Candidatos de Lula e Zema vão mal, e senador Cleitinho lidera com folga em MG
Levantamento foi divulgado nesta terça-feira pelo instituto Paraná Pesquisas
O instituto Paraná Pesquisas divulgou um novo levantamento sobre as eleições estaduais de Minas Gerais, apontando que o senador Cleitinho Azevedo (Republicanos) lidera as intenções de voto com mais de vinte pontos percentuais à frente de seus oponentes. O levantamento foi feito entre os dias 4 e 7 de março, quando o instituto ouviu 1.350 pessoas em 52 municípios. O nível de confiança é de 95%, e a margem de erro é de 2,7 pontos percentuais.

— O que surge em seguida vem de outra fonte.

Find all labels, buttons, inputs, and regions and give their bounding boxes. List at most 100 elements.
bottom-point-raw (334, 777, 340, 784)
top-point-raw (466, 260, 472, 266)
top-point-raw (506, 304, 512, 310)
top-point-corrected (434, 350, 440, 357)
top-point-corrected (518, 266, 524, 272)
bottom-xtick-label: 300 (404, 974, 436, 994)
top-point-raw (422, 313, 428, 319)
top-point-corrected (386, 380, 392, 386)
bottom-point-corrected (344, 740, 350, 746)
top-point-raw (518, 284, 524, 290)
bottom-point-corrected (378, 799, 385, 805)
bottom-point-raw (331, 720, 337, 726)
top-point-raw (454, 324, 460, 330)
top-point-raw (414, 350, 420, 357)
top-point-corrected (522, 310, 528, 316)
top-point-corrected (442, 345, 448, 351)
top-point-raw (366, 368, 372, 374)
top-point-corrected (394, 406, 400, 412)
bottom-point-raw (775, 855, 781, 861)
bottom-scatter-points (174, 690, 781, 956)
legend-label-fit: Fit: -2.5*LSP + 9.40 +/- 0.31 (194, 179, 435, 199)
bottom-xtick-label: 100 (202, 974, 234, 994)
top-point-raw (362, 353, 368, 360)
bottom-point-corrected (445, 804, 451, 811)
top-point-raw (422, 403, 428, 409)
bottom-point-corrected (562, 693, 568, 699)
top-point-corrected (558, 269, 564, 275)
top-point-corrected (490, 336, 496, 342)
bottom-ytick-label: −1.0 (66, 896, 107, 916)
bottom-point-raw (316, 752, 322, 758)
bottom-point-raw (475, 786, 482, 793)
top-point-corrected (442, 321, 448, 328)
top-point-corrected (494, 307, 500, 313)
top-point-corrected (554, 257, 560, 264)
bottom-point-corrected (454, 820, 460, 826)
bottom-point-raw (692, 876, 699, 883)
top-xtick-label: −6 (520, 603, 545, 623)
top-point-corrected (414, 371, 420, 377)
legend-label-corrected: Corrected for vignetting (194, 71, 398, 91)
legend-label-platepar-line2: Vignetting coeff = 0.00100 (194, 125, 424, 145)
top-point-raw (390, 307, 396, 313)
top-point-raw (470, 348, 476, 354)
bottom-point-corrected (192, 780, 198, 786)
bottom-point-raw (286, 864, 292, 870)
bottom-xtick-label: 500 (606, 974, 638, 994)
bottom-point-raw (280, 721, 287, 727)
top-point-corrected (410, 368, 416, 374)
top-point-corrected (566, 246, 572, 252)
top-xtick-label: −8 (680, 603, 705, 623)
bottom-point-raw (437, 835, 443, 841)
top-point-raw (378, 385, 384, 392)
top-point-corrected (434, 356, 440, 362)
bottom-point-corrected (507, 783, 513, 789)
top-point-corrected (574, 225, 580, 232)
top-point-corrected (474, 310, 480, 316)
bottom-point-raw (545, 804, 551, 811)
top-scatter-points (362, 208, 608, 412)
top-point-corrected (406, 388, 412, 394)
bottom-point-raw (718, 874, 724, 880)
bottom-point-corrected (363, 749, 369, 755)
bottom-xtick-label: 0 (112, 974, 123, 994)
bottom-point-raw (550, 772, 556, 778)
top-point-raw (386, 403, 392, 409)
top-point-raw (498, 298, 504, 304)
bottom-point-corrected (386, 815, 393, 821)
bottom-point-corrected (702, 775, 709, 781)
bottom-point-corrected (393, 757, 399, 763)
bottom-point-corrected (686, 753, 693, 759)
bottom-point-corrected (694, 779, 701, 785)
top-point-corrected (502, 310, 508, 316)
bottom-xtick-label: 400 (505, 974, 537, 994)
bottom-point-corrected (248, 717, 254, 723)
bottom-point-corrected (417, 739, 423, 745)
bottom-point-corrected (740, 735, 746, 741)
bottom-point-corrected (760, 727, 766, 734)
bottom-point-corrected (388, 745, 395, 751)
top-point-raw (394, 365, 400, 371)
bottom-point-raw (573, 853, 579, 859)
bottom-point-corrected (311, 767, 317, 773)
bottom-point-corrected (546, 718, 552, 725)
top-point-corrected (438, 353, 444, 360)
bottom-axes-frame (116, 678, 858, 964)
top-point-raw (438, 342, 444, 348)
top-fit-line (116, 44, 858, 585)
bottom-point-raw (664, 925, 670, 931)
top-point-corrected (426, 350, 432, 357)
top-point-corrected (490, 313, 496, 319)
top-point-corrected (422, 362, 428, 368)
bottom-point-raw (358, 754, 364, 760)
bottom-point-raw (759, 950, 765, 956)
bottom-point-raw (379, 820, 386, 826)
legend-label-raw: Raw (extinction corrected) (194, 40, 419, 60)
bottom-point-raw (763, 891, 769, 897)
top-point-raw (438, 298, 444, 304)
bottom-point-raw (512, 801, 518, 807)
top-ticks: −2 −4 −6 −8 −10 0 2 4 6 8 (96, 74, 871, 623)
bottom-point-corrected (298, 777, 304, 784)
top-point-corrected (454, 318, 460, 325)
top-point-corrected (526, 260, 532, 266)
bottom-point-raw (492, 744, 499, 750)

No primeiro cenário, Cleitinho aparece com 45,6% das intenções de voto — mais de 27 pontos percentuais à frente do provável candidato lulista, Rodrigo Pacheco, que aparece com 18,4% e ainda tenta viabilizar a candidatura, negociando um partido para se filiar. Entre as opções estão o União Brasil e o MDB, este último, no entanto, já tem como pré-candidato o ex-vereador de Belo Horizonte Gabriel Azevedo, que aparece com 6,2% das intenções na pesquisa. O candidato do governador Romeu Zema (Novo), o vice, Mateus Simões (PSD), que assumirá o comando do estado nos próximos dias, segue com menos de dois dígitos: 8,7%. Confira abaixo.
- Cleitinho Azevedo — 45,6%;
- Rodrigo Pacheco — 18,4%;
- Mateus Simões — 8,7%;
- Gabriel Azevedo — 6,2%;
- Não sabe ou não opinou — 8%;
- Nenhum, branco ou nulo — 13%.
Em um segundo cenário imaginado pelo Paraná Pesquisas, no qual Pacheco foi deixado de fora e substituído pelo ex-prefeito de Belo Horizonte Alexandre Kalil (PDT), o senador Cleitinho perde vantagem (cerca de quatro pontos a menos de diferença para o segundo colocado), mas mantém a liderança e seu patamar de mais de vinte pontos à frente.
- Cleitinho Azevedo — 45,8%;
- Alexandre Kalil — 22,6%;
- Mateus Simões — 8,4%;
- Gabriel Azevedo — 5,9%;
- Não sabe ou não opinou — 6,4%;
- Nenhum, branco ou nulo — 10,9%.
O cenário eleitoral de Minas Gerais segue incerto até o momento, sem a confirmação de Cleitinho de que disputará realmente o comando do estado, bem como a presença do nome do ex-presidente do Congresso Nacional Rodrigo Pacheco, que já teria confirmado ao presidente Luiz Inácio Lula da Silva (PT) sua intenção de disputar o cargo, mas que nem partido viabilizou ainda para sua entrada no jogo. Os palanques presidenciais também seguem incertos.